Consolidation needs to rebuild fiscal buffers. This will improve key fiscal indicators and thus diminish the risk of financial tensions in euro area spilling eastward. It will also help contain inflationary pressures and support the monetary tightening that is already underway in several countries.
Financial sector policies should aim at restoring healthy credit growth and bolstering banks’ defenses. High non-performing loan ratios and scarce funding from foreign parents weigh on a revival of credit growth. This in turn holds back domestic demand and complicates creating new jobs in the tradable goods sector to replace those lost in nontradable sector. A second wave of bank consolidation and the prospective introduction of Basel III offer opportunities to strengthen the sector.
Financial Integration, Growth, and Imbalances
In a chapter dedicated to financial integration, the REO argues that what made the crisis in Europe so protracted was the incomplete integration of the financial system and the absence of a centralized mechanism to deal with a crisis. The EU fostered financial integration by adopting a common currency in the euro area, but it did not put in place effective instruments to handle cross-border risks or mitigate the build-up of imbalances financed by cross-border financial flows. With banking problems addressed at the national rather than EU level, banking and sovereign problems in euro area periphery countries exacerbated each other.
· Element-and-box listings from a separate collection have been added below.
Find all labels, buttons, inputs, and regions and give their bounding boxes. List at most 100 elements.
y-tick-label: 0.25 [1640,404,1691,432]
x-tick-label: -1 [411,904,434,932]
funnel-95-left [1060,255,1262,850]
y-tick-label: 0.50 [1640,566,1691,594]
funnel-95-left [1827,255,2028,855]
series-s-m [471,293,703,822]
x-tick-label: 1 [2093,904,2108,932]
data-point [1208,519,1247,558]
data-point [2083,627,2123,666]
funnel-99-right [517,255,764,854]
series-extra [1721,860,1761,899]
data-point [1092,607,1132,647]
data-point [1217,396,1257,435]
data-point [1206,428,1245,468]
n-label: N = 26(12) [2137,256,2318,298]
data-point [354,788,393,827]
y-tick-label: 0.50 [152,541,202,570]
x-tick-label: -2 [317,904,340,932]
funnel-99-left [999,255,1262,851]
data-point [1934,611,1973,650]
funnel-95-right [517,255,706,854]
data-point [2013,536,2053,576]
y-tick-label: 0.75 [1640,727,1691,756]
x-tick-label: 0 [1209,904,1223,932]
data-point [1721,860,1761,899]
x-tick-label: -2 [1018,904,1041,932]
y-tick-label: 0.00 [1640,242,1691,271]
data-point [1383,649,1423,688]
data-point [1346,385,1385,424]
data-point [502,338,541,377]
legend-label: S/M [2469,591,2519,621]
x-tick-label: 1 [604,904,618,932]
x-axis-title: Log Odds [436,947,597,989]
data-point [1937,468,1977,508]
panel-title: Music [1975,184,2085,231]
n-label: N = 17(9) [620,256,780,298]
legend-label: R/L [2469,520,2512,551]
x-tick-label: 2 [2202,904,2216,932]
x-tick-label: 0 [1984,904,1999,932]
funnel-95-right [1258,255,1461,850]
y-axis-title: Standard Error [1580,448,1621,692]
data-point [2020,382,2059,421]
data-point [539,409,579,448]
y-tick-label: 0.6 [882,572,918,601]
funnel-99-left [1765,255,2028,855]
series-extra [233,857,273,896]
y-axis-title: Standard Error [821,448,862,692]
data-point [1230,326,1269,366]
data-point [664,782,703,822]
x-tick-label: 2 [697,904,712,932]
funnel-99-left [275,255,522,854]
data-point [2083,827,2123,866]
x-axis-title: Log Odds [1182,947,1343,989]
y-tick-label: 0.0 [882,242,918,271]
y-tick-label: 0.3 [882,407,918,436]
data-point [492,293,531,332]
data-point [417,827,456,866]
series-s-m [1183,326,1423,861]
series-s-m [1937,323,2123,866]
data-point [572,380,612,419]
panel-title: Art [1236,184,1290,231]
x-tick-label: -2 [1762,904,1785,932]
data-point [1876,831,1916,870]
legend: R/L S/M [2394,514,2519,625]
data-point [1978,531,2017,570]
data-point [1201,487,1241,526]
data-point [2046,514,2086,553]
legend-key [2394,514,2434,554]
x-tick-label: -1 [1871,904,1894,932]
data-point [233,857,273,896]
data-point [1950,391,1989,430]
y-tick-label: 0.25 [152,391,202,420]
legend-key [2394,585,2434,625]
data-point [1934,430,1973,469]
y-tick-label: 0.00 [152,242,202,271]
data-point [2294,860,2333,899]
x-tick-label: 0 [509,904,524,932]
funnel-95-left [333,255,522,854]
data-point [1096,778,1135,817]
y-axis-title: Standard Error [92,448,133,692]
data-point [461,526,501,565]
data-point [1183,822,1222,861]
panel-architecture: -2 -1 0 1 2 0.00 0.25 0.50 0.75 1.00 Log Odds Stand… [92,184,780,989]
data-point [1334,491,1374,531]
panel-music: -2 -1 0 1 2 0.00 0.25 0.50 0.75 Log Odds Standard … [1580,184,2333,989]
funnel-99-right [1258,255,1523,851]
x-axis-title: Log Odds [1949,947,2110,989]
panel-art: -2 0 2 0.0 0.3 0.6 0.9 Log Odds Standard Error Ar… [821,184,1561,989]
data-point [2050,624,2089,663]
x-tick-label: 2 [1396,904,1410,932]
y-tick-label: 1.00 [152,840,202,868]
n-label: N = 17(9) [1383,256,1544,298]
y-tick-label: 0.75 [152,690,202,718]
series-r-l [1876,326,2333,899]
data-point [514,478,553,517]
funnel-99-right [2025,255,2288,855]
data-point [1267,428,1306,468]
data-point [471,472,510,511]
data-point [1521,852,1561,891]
Stepping back from financial integration would be wrong. Instead, integration should be completed and adequate supportive policies should be put in place. To prevent the next crisis, more vigilance is needed, both nationally and across borders, together with better pan-European institutions to deal with financial sector problems, and, correspondingly more, rather than less financial integration.
1 For the purposes of the REO emerging Europe comprises (i) central, eastern and southeastern Europe with the exception of the Czech Republic and countries that have adopted the euro, (ii) the European Commonwealth of Independent States and (iii) Turkey.